A college star at Iowa, King is in his third year in California after the Chargers selected him in the fifth round of the 2017 NFL draft. But he remains firmly rooted in Detroit. He returns every summer to run a youth football camp and often works out with Oden’s high school players.
“It’s good to know I have that support system back home, even when I’m out here,” said King, who was a huge Lions fan as a kid. “As a guy from the inner city of Detroit, to come back for a homecoming game … it’s nice to know a lot of people will be there rooting me on.”
King will carve out some time to see his mother and some relatives at the team hotel Saturday, but he won’t be able to catch up with all of his friends. These are business trips, as veteran defensive lineman Damion Square learned when the Chargers played in his hometown of Houston in 2016.
“I had 23 people at the game,” Square said. “It was nuts, but it was good to play at home.”
What kind of homecoming advice would Square give King?
“One, don’t get too outrageous with the tickets,” Square said. “Two, approach it like you approach any other game. Don’t get too high, don’t get too low. Just believe in your capabilities and your preparation.”
Confidence has never been an issue for the 5-foot-10, 200-pound King. He was undersized in high school, where he established a Michigan prep record with 29 interceptions and rushed for 3,970 yards and 45 touchdowns in three varsity seasons, and in college, where he won the Jim Thorpe Award, given to the nation’s best defensive back, in 2015.
King seized a key role in the Chargers’ nickel package as a rookie in 2017, emerged as one of the NFL’s best slot cornerbacks in 2018 and, thanks in part to his fearlessness, developed into a second-team All-Pro punt returner last season.
King had 62 total tackles and 10 pass breakups in 2018, his best game coming in a 33-30 win at Pittsburgh on Dec. 2, when he had 10 tackles, two pass breakups and returned a punt 73 yards for a touchdown.

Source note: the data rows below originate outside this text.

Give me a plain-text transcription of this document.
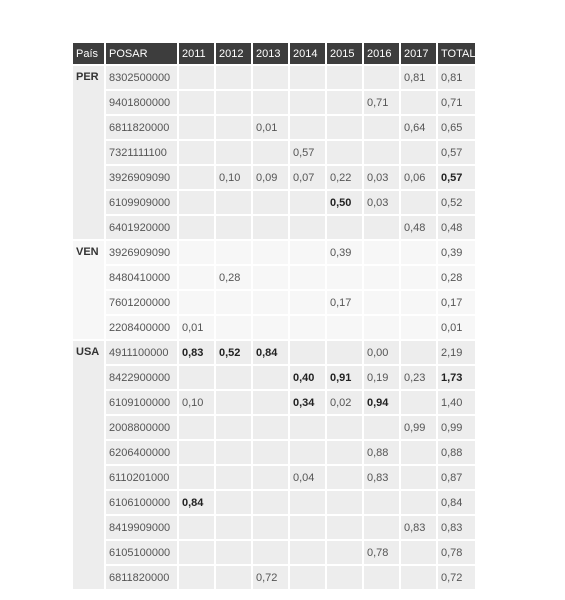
País	POSAR	2011	2012	2013	2014	2015	2016	2017	TOTAL
PER	8302500000							0,81	0,81
	9401800000						0,71		0,71
	6811820000			0,01				0,64	0,65
	7321111100				0,57				0,57
	3926909090		0,10	0,09	0,07	0,22	0,03	0,06	0,57
	6109909000					0,50	0,03		0,52
	6401920000							0,48	0,48
VEN	3926909090					0,39			0,39
	8480410000		0,28						0,28
	7601200000					0,17			0,17
	2208400000	0,01							0,01
USA	4911100000	0,83	0,52	0,84			0,00		2,19
	8422900000				0,40	0,91	0,19	0,23	1,73
	6109100000	0,10			0,34	0,02	0,94		1,40
	2008800000							0,99	0,99
	6206400000						0,88		0,88
	6110201000				0,04		0,83		0,87
	6106100000	0,84							0,84
	8419909000							0,83	0,83
	6105100000						0,78		0,78
	6811820000			0,72					0,72
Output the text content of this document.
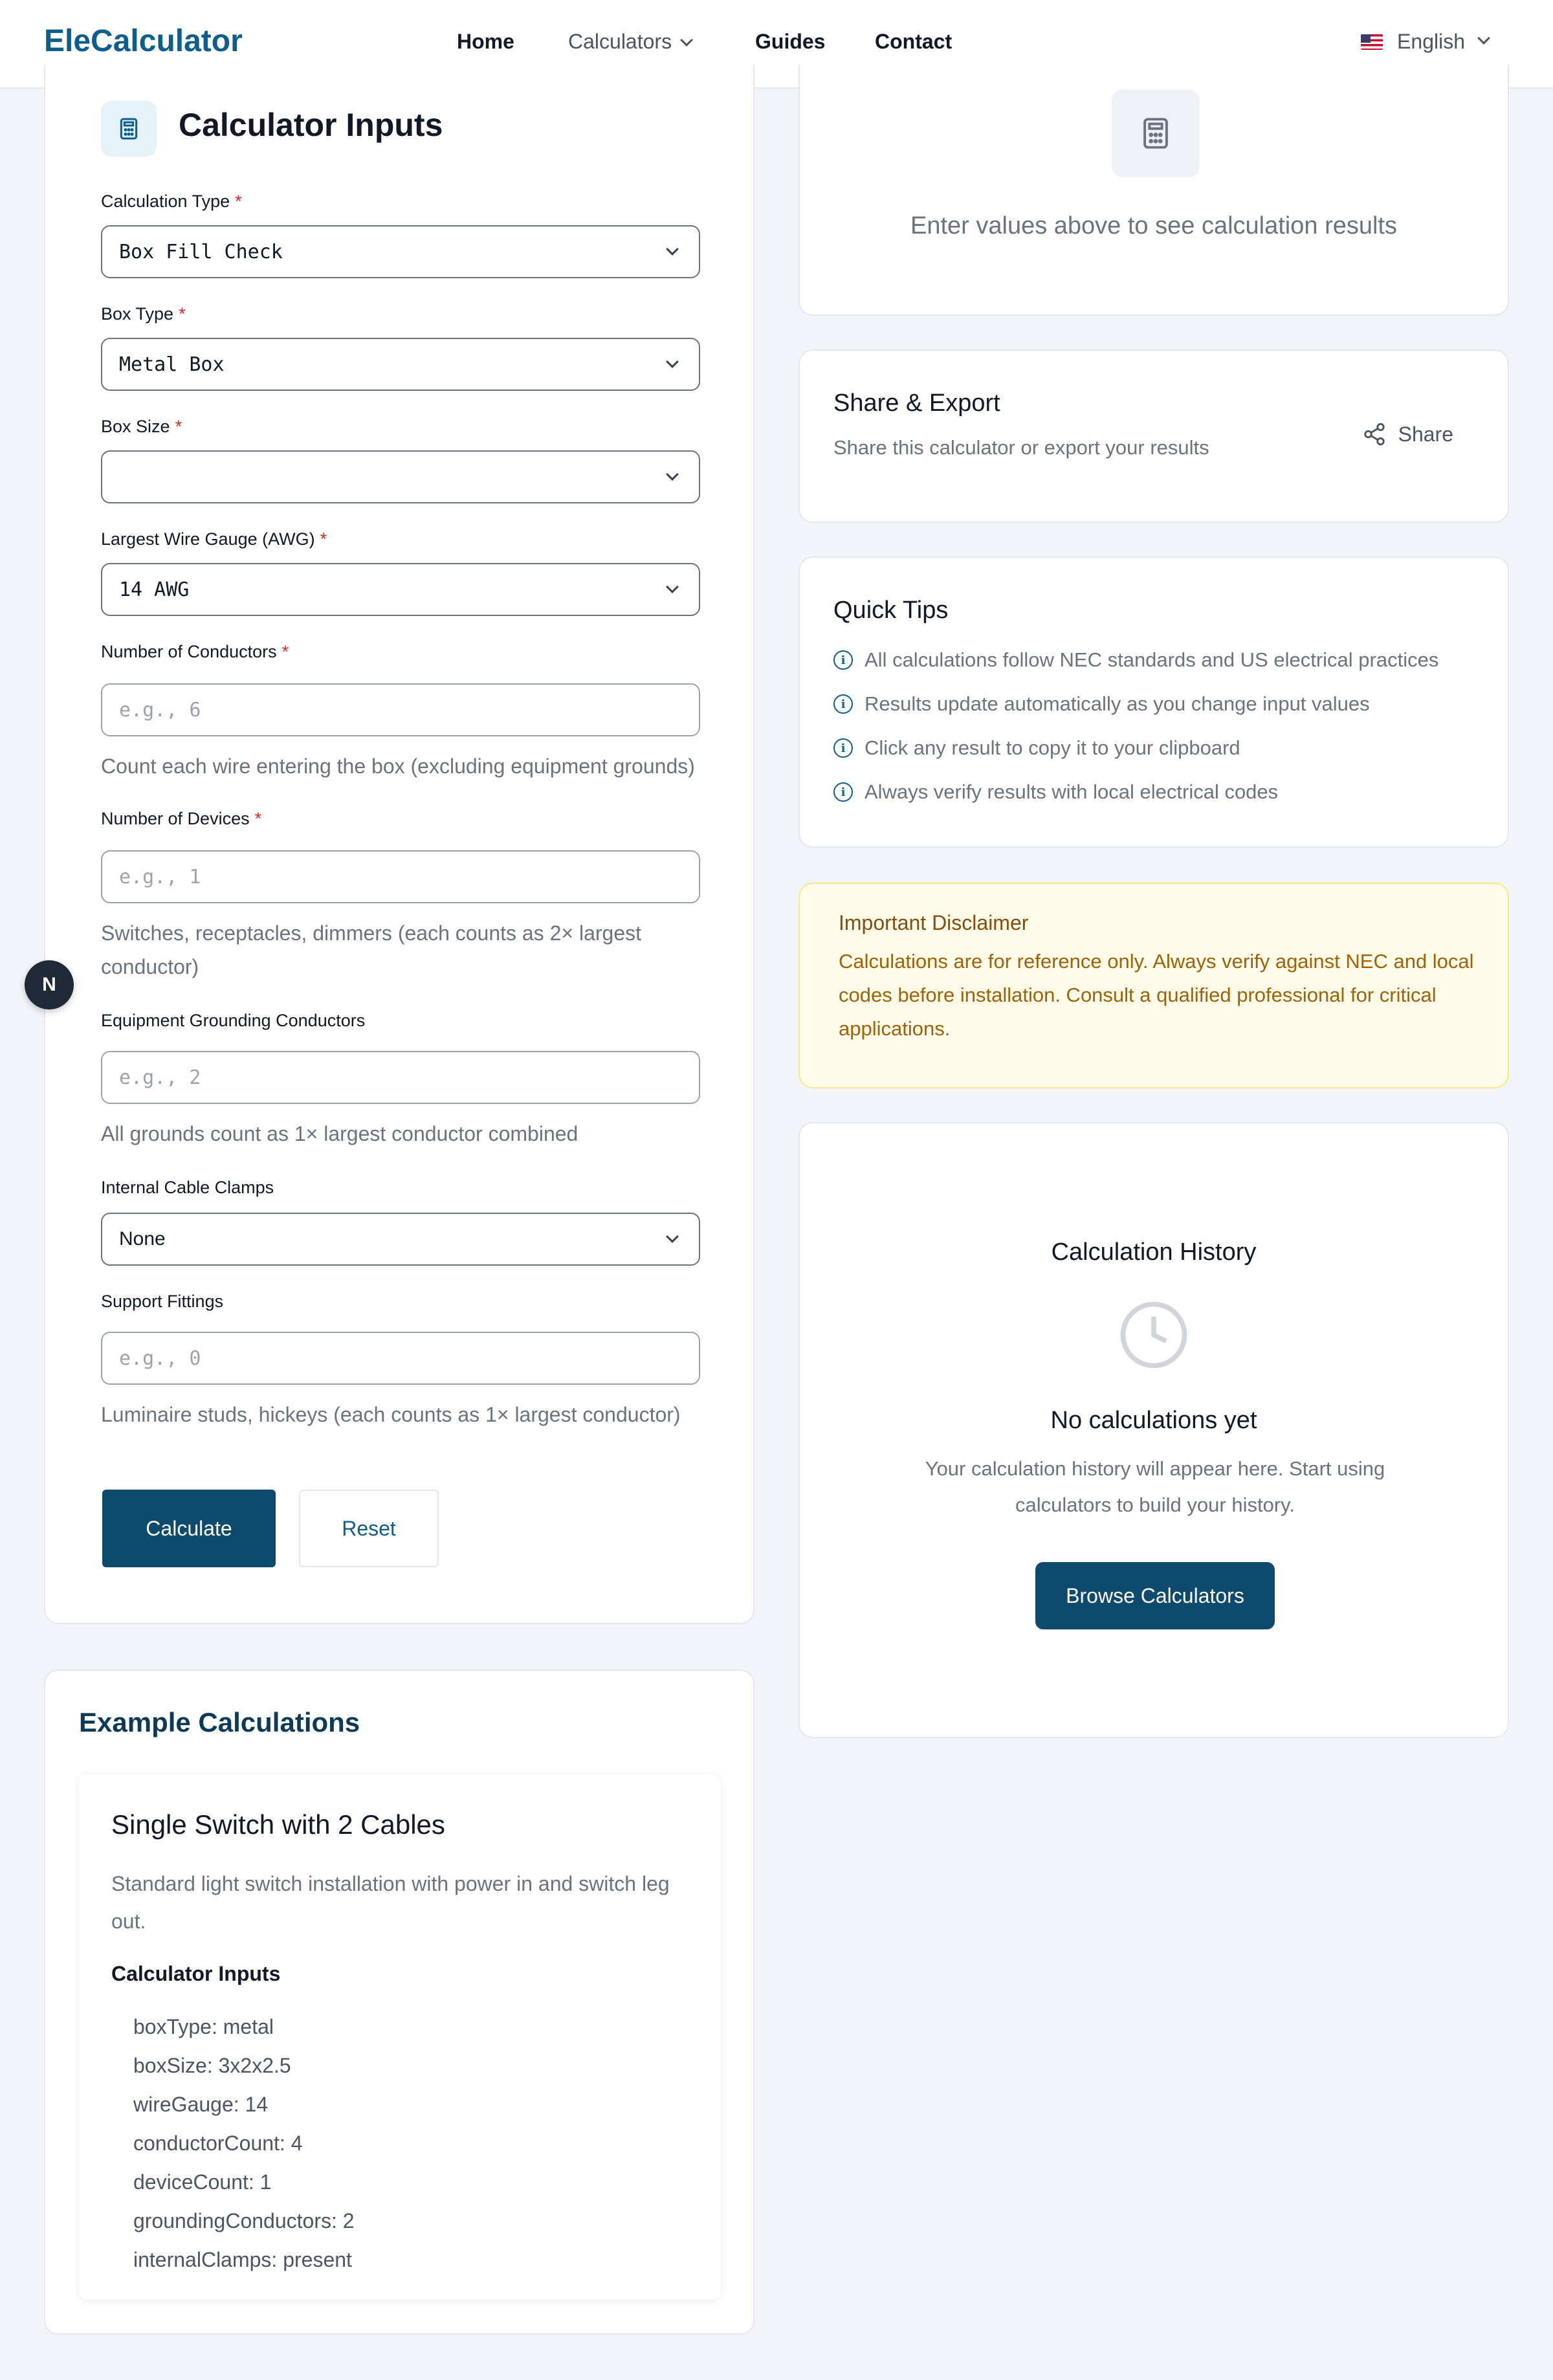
EleCalculator	Home	Calculators	Guides Contact	English
Calculator Inputs
Calculation Type *
Box Fill Check
Box Type *
Metal Box
Box Size *
Largest Wire Gauge (AWG) *
14 AWG
Number of Conductors *
e.g., 6
Count each wire entering the box (excluding equipment grounds)
Number of Devices *
e.g., 1
Switches, receptacles, dimmers (each counts as 2× largest conductor)
Equipment Grounding Conductors
e.g., 2
All grounds count as 1× largest conductor combined
Internal Cable Clamps
None
Support Fittings
e.g., 0
Luminaire studs, hickeys (each counts as 1× largest conductor)
Calculate	Reset
N
Example Calculations
Single Switch with 2 Cables
Standard light switch installation with power in and switch leg out.
Calculator Inputs
boxType: metal
boxSize: 3x2x2.5
wireGauge: 14
conductorCount: 4
deviceCount: 1
groundingConductors: 2
internalClamps: present
Enter values above to see calculation results
Share & Export
Share this calculator or export your results
Share
Quick Tips
i All calculations follow NEC standards and US electrical practices
i Results update automatically as you change input values
i Click any result to copy it to your clipboard
i Always verify results with local electrical codes
Important Disclaimer
Calculations are for reference only. Always verify against NEC and local codes before installation. Consult a qualified professional for critical applications.
Calculation History
No calculations yet
Your calculation history will appear here. Start using calculators to build your history.
Browse Calculators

He had three tackles — one for a loss — and returned the opening kickoff 43 yards in Sunday’s season-opening 30-24 overtime win over Indianapolis, but he did fumble away the only punt he handled, in the third quarter.

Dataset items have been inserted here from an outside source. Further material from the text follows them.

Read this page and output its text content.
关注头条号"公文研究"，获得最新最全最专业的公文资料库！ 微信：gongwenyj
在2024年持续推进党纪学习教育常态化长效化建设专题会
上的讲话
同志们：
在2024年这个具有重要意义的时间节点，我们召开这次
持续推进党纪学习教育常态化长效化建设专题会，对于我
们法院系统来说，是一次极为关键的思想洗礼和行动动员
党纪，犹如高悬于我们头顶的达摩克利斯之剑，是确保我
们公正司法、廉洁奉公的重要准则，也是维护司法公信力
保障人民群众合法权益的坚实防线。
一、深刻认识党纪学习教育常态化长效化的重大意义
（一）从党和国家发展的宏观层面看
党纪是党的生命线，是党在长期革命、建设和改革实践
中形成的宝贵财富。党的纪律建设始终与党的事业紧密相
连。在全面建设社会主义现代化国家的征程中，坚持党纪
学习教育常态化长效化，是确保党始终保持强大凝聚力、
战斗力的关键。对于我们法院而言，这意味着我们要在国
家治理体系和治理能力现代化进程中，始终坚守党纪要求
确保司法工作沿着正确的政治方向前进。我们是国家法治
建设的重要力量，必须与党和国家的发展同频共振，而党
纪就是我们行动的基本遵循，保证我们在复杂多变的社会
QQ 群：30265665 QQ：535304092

“Dez is just a stellar athlete,” Square said. “He doesn’t seem to be crazy fast, but when he catches punts he creates separation. And you have to be another level of athlete to play defensive back — and to do it on a consistent basis — in this pass-happy league.”
Oden, now the coach at Harper Woods High in the Detroit area, said many of his current players are planning to go to the game Sunday. Seeing King play in an NFL game against the Lions at Ford Field could have an enormous impact on those kids, many of whom are facing the same challenges King did.
“It helps them understand that anything is possible, that this thing is tangible, that you can reach out and touch it,” Oden said. “Dez is a kid who not only went to school here but who has been the constant underdog — he was always undersized, too short, too slow, all these things.
“And to go play in the Big Ten and win the Thorpe Award, to get an opportunity to play for the Chargers and to make the best of that opportunity? He’s an inspiration to us all, for sure.”